Hans Keller as a child
Hans Keller as a child

HANS KELLER was a musician, writer and broadcaster who became a dominant voice in the British musical scene in the forty years between the end of the second world war and his death in 1985. Born in Vienna in 1919, and brought up in a highly cultured Jewish family, he fled Austria for England after being imprisoned during the November pogrom in 1938 – the events of which he later described in an unforgettable contribution to the Radio 4 programme The Time of my Life. After nine months in internment in 1940-41, he became intensely involved in psychoanalytical research, which informed his writing for the rest of his life.

Hans Keller, drawn by Milein Cosman
Hans Keller, drawn by Milein Cosman

A chance hearing of Benjamin Britten’s new opera Peter Grimes in 1945 set Keller on a new path as a writer on music, provoked initially by the psychological interest both of the work itself and its reception, as well as his admiration for Britten’s genius and for Peter Pears’ performance in the title role. From the start Keller set out to challenge conventional opinion and defend artistic originality and integrity – often in highly polemical terms, which seemed at times almost wilfully antagonistic. In 1949 he joined Donald Mitchell as co-editor of the outspoken little journal Music Survey, where they conducted a robust defence of the composers they considered unjustly criticised, Britten and Schoenberg in particular. At the same time, Keller wrote for many other publications, producing seminal studies of composers as diverse as Stravinsky, Gershwin, Elgar and Mozart, as well as regular columns on contemporary music and a considerable amount of pioneering film music criticism.

At the typewriter, portrait by Milein Cosman
At the typewriter, portrait by Milein Cosman

He began broadcasting for the BBC in 1956, at which point he devised a new form of wordless musical analysis (‘Functional Analysis’) for radio, several examples of which were broadcast over the following years. In 1958 he began teaching at the Dartington Summer School, which sparked a lasting concern for music education and a fruitful collaboration with William Glock. After Glock’s appointment as BBC Controller of Music in 1959, Keller joined the BBC’s permanent staff, and over the next 20 years took charge successively of music talks, chamber music, orchestral and choral music, regional symphony orchestras and new music, as well as chairing the group that planned the concert seasons of the European Broadcasting Union.

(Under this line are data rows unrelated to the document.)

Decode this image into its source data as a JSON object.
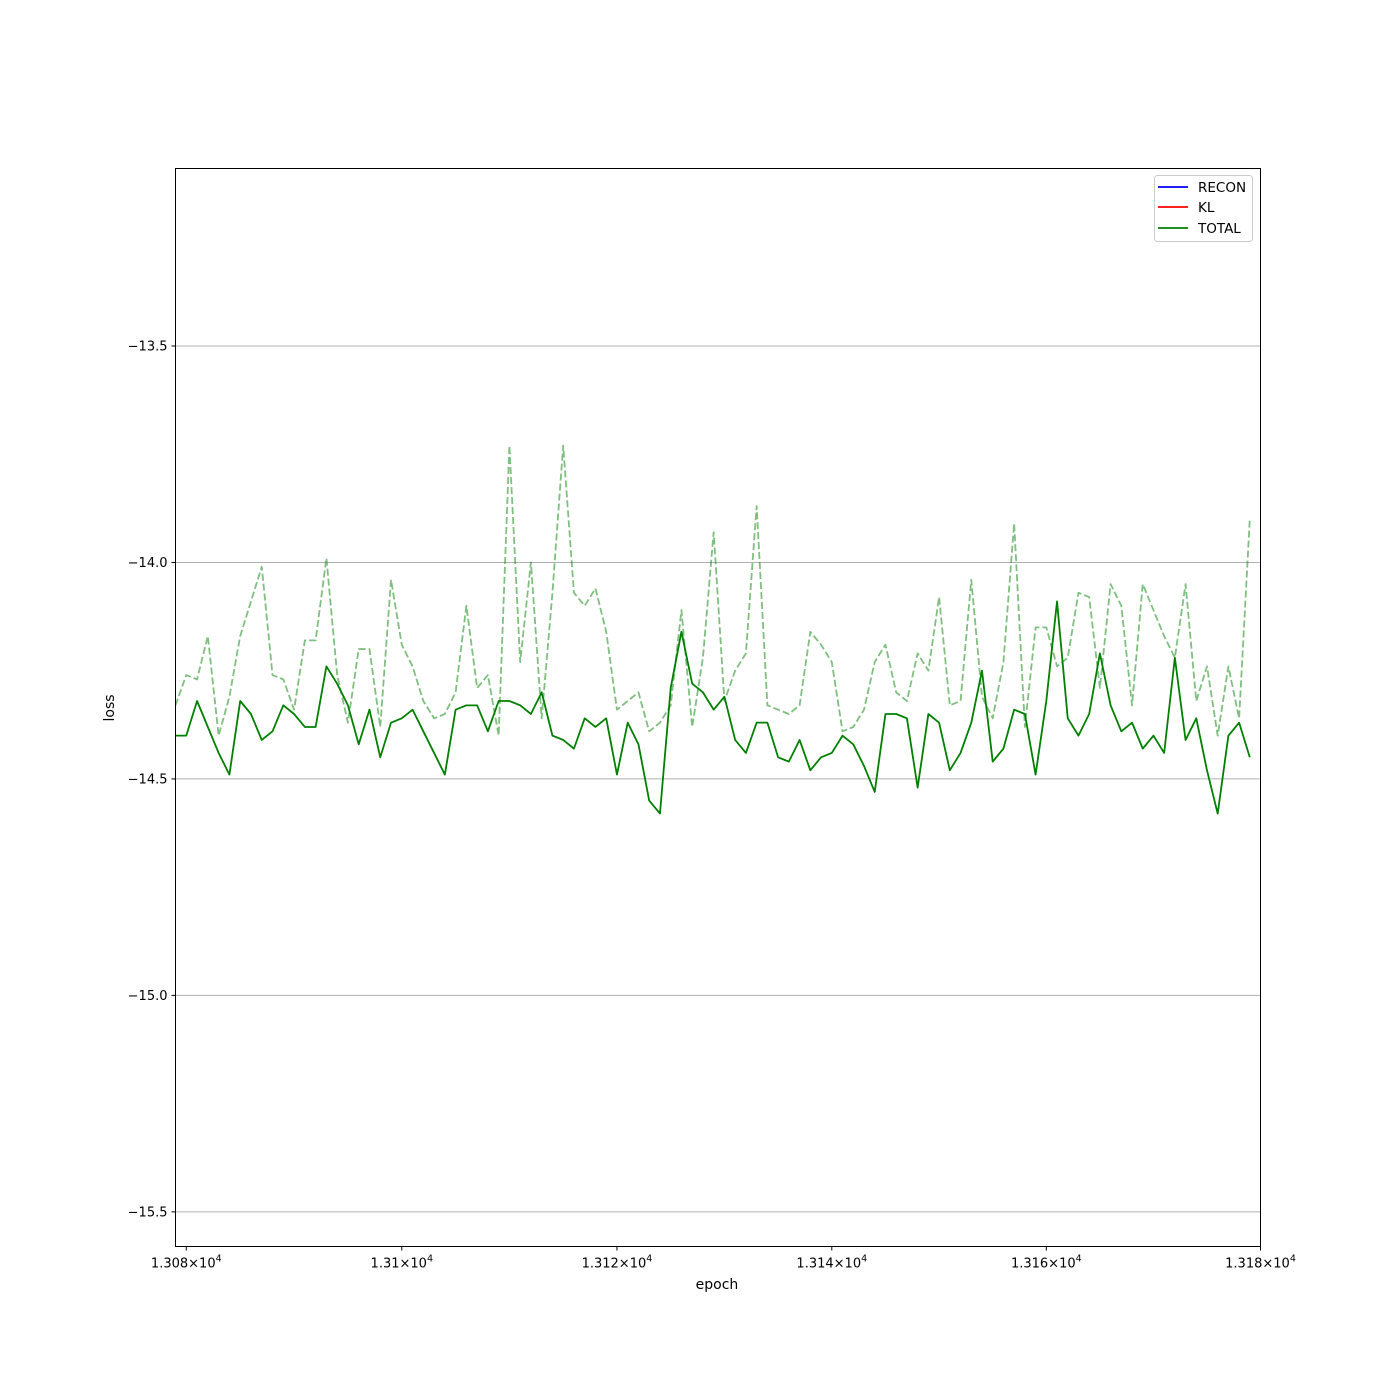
{
  "chart_data": {
    "type": "line",
    "xlabel": "epoch",
    "ylabel": "loss",
    "xscale": "log",
    "xlim": [
      13079,
      13180
    ],
    "ylim": [
      -15.58,
      -13.09
    ],
    "grid": "y-major",
    "legend_position": "top-right",
    "legend": [
      {
        "label": "RECON",
        "color": "#0000ff"
      },
      {
        "label": "KL",
        "color": "#ff0000"
      },
      {
        "label": "TOTAL",
        "color": "#008000"
      }
    ],
    "x_ticks": [
      {
        "value": 13080,
        "mantissa": "1.308",
        "base": "10",
        "exp": "4"
      },
      {
        "value": 13100,
        "mantissa": "1.31",
        "base": "10",
        "exp": "4"
      },
      {
        "value": 13120,
        "mantissa": "1.312",
        "base": "10",
        "exp": "4"
      },
      {
        "value": 13140,
        "mantissa": "1.314",
        "base": "10",
        "exp": "4"
      },
      {
        "value": 13160,
        "mantissa": "1.316",
        "base": "10",
        "exp": "4"
      },
      {
        "value": 13180,
        "mantissa": "1.318",
        "base": "10",
        "exp": "4"
      }
    ],
    "y_ticks": [
      {
        "value": -15.5,
        "label": "−15.5"
      },
      {
        "value": -15.0,
        "label": "−15.0"
      },
      {
        "value": -14.5,
        "label": "−14.5"
      },
      {
        "value": -14.0,
        "label": "−14.0"
      },
      {
        "value": -13.5,
        "label": "−13.5"
      }
    ],
    "x_start": 13079,
    "series": [
      {
        "name": "TOTAL",
        "color": "#008000",
        "style": "solid",
        "opacity": 1.0,
        "values": [
          -14.4,
          -14.4,
          -14.32,
          -14.38,
          -14.44,
          -14.49,
          -14.32,
          -14.35,
          -14.41,
          -14.39,
          -14.33,
          -14.35,
          -14.38,
          -14.38,
          -14.24,
          -14.28,
          -14.33,
          -14.42,
          -14.34,
          -14.45,
          -14.37,
          -14.36,
          -14.34,
          -14.39,
          -14.44,
          -14.49,
          -14.34,
          -14.33,
          -14.33,
          -14.39,
          -14.32,
          -14.32,
          -14.33,
          -14.35,
          -14.3,
          -14.4,
          -14.41,
          -14.43,
          -14.36,
          -14.38,
          -14.36,
          -14.49,
          -14.37,
          -14.42,
          -14.55,
          -14.58,
          -14.29,
          -14.16,
          -14.28,
          -14.3,
          -14.34,
          -14.31,
          -14.41,
          -14.44,
          -14.37,
          -14.37,
          -14.45,
          -14.46,
          -14.41,
          -14.48,
          -14.45,
          -14.44,
          -14.4,
          -14.42,
          -14.47,
          -14.53,
          -14.35,
          -14.35,
          -14.36,
          -14.52,
          -14.35,
          -14.37,
          -14.48,
          -14.44,
          -14.37,
          -14.25,
          -14.46,
          -14.43,
          -14.34,
          -14.35,
          -14.49,
          -14.32,
          -14.09,
          -14.36,
          -14.4,
          -14.35,
          -14.21,
          -14.33,
          -14.39,
          -14.37,
          -14.43,
          -14.4,
          -14.44,
          -14.22,
          -14.41,
          -14.36,
          -14.48,
          -14.58,
          -14.4,
          -14.37,
          -14.45
        ]
      },
      {
        "name": "",
        "color": "#008000",
        "style": "dashed",
        "opacity": 0.5,
        "values": [
          -14.33,
          -14.26,
          -14.27,
          -14.17,
          -14.4,
          -14.31,
          -14.17,
          -14.09,
          -14.01,
          -14.26,
          -14.27,
          -14.34,
          -14.18,
          -14.18,
          -13.99,
          -14.26,
          -14.37,
          -14.2,
          -14.2,
          -14.38,
          -14.04,
          -14.19,
          -14.24,
          -14.32,
          -14.36,
          -14.35,
          -14.3,
          -14.1,
          -14.29,
          -14.26,
          -14.4,
          -13.73,
          -14.23,
          -14.0,
          -14.36,
          -14.07,
          -13.73,
          -14.07,
          -14.1,
          -14.06,
          -14.16,
          -14.34,
          -14.32,
          -14.3,
          -14.39,
          -14.37,
          -14.33,
          -14.11,
          -14.38,
          -14.22,
          -13.93,
          -14.32,
          -14.25,
          -14.21,
          -13.87,
          -14.33,
          -14.34,
          -14.35,
          -14.33,
          -14.16,
          -14.19,
          -14.23,
          -14.39,
          -14.38,
          -14.34,
          -14.23,
          -14.19,
          -14.3,
          -14.32,
          -14.21,
          -14.25,
          -14.08,
          -14.33,
          -14.32,
          -14.04,
          -14.31,
          -14.36,
          -14.23,
          -13.91,
          -14.38,
          -14.15,
          -14.15,
          -14.24,
          -14.22,
          -14.07,
          -14.08,
          -14.29,
          -14.05,
          -14.1,
          -14.33,
          -14.05,
          -14.11,
          -14.17,
          -14.22,
          -14.05,
          -14.32,
          -14.24,
          -14.4,
          -14.24,
          -14.36,
          -13.9
        ]
      }
    ]
  }
}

Writing in the garden at home in Hampstead (photo: Milein Cosman)
Writing in the garden at home in Hampstead (photo: Milein Cosman)

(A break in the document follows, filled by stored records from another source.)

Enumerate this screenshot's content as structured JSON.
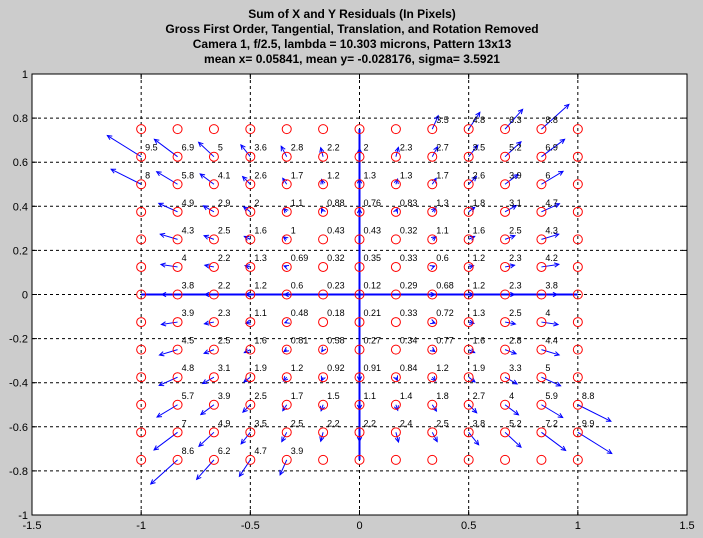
{
  "chart_data": {
    "type": "scatter",
    "title_lines": [
      "Sum of X and Y Residuals (In Pixels)",
      "Gross First Order, Tangential, Translation, and Rotation Removed",
      "Camera 1, f/2.5, lambda = 10.303 microns, Pattern 13x13",
      "mean x= 0.05841, mean y= -0.028176, sigma= 3.5921"
    ],
    "xlim": [
      -1.5,
      1.5
    ],
    "ylim": [
      -1,
      1
    ],
    "xticks": [
      "-1.5",
      "-1",
      "-0.5",
      "0",
      "0.5",
      "1",
      "1.5"
    ],
    "yticks": [
      "-1",
      "-0.8",
      "-0.6",
      "-0.4",
      "-0.2",
      "0",
      "0.2",
      "0.4",
      "0.6",
      "0.8",
      "1"
    ],
    "grid": true,
    "axis_lines": {
      "x": [
        -1,
        1
      ],
      "y": [
        -0.75,
        0.75
      ]
    },
    "grid_x": [
      -1,
      -0.8333,
      -0.6667,
      -0.5,
      -0.3333,
      -0.1667,
      0,
      0.1667,
      0.3333,
      0.5,
      0.6667,
      0.8333,
      1
    ],
    "grid_y": [
      0.75,
      0.625,
      0.5,
      0.375,
      0.25,
      0.125,
      0,
      -0.125,
      -0.25,
      -0.375,
      -0.5,
      -0.625,
      -0.75
    ],
    "magnitudes": [
      [
        "",
        "",
        "",
        "",
        "",
        "",
        "",
        "",
        "3.5",
        "4.8",
        "6.3",
        "8.8",
        ""
      ],
      [
        "9.5",
        "6.9",
        "5",
        "3.6",
        "2.8",
        "2.2",
        "2",
        "2.3",
        "2.7",
        "3.5",
        "5.2",
        "6.9",
        ""
      ],
      [
        "8",
        "5.8",
        "4.1",
        "2.6",
        "1.7",
        "1.2",
        "1.3",
        "1.3",
        "1.7",
        "2.6",
        "3.9",
        "6",
        ""
      ],
      [
        "",
        "4.9",
        "2.9",
        "2",
        "1.1",
        "0.88",
        "0.76",
        "0.83",
        "1.3",
        "1.8",
        "3.1",
        "4.7",
        ""
      ],
      [
        "",
        "4.3",
        "2.5",
        "1.6",
        "1",
        "0.43",
        "0.43",
        "0.32",
        "1.1",
        "1.6",
        "2.5",
        "4.3",
        ""
      ],
      [
        "",
        "4",
        "2.2",
        "1.3",
        "0.69",
        "0.32",
        "0.35",
        "0.33",
        "0.6",
        "1.2",
        "2.3",
        "4.2",
        ""
      ],
      [
        "",
        "3.8",
        "2.2",
        "1.2",
        "0.6",
        "0.23",
        "0.12",
        "0.29",
        "0.68",
        "1.2",
        "2.3",
        "3.8",
        ""
      ],
      [
        "",
        "3.9",
        "2.3",
        "1.1",
        "0.48",
        "0.18",
        "0.21",
        "0.33",
        "0.72",
        "1.3",
        "2.5",
        "4",
        ""
      ],
      [
        "",
        "4.5",
        "2.5",
        "1.6",
        "0.81",
        "0.58",
        "0.27",
        "0.34",
        "0.77",
        "1.6",
        "2.8",
        "4.4",
        ""
      ],
      [
        "",
        "4.8",
        "3.1",
        "1.9",
        "1.2",
        "0.92",
        "0.91",
        "0.84",
        "1.2",
        "1.9",
        "3.3",
        "5",
        ""
      ],
      [
        "",
        "5.7",
        "3.9",
        "2.5",
        "1.7",
        "1.5",
        "1.1",
        "1.4",
        "1.8",
        "2.7",
        "4",
        "5.9",
        "8.8"
      ],
      [
        "",
        "7",
        "4.9",
        "3.5",
        "2.5",
        "2.2",
        "2.2",
        "2.4",
        "2.5",
        "3.8",
        "5.2",
        "7.2",
        "9.9"
      ],
      [
        "",
        "8.6",
        "6.2",
        "4.7",
        "3.9",
        "",
        "",
        "",
        "",
        "",
        "",
        "",
        ""
      ]
    ],
    "colors": {
      "background": "#cccccc",
      "plot_bg": "#ffffff",
      "markers": "#ff0000",
      "arrows": "#0000ff",
      "axis_lines": "#0000ff",
      "grid": "#000000"
    }
  }
}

By the 1970s Keller was the BBC’s most prolific and recognisable broadcaster on music. Through his broadcasting, his writing, his teaching and his many close friendships with composers and performers, he exerted an enormous influence on British musical life. ‘He taught a whole generation of us,’ wrote the composer Hugh Wood: ‘only a lucky few of us formally, the rest by this process of friendly, undogmatic osmosis of a remarkable personality into one’s own.’ Although often pugnacious in print, he was warmly gregarious and witty in person. He took endless trouble on behalf of his students, and composers and performers flocked to him for inspiration and advice.

He left the BBC in 1979 and devoted his retirement to writing and teaching, including coaching string quartets at the Guildhall School of Music & Drama and the Yehudi Menuhin School, where he relished the opportunity to guide gifted young performers from the beginning of their chamber musical lives. He died in 1985 from motor neurone disease, whose symptoms he characteristically ignored, continuing to write and teach until the day before his death.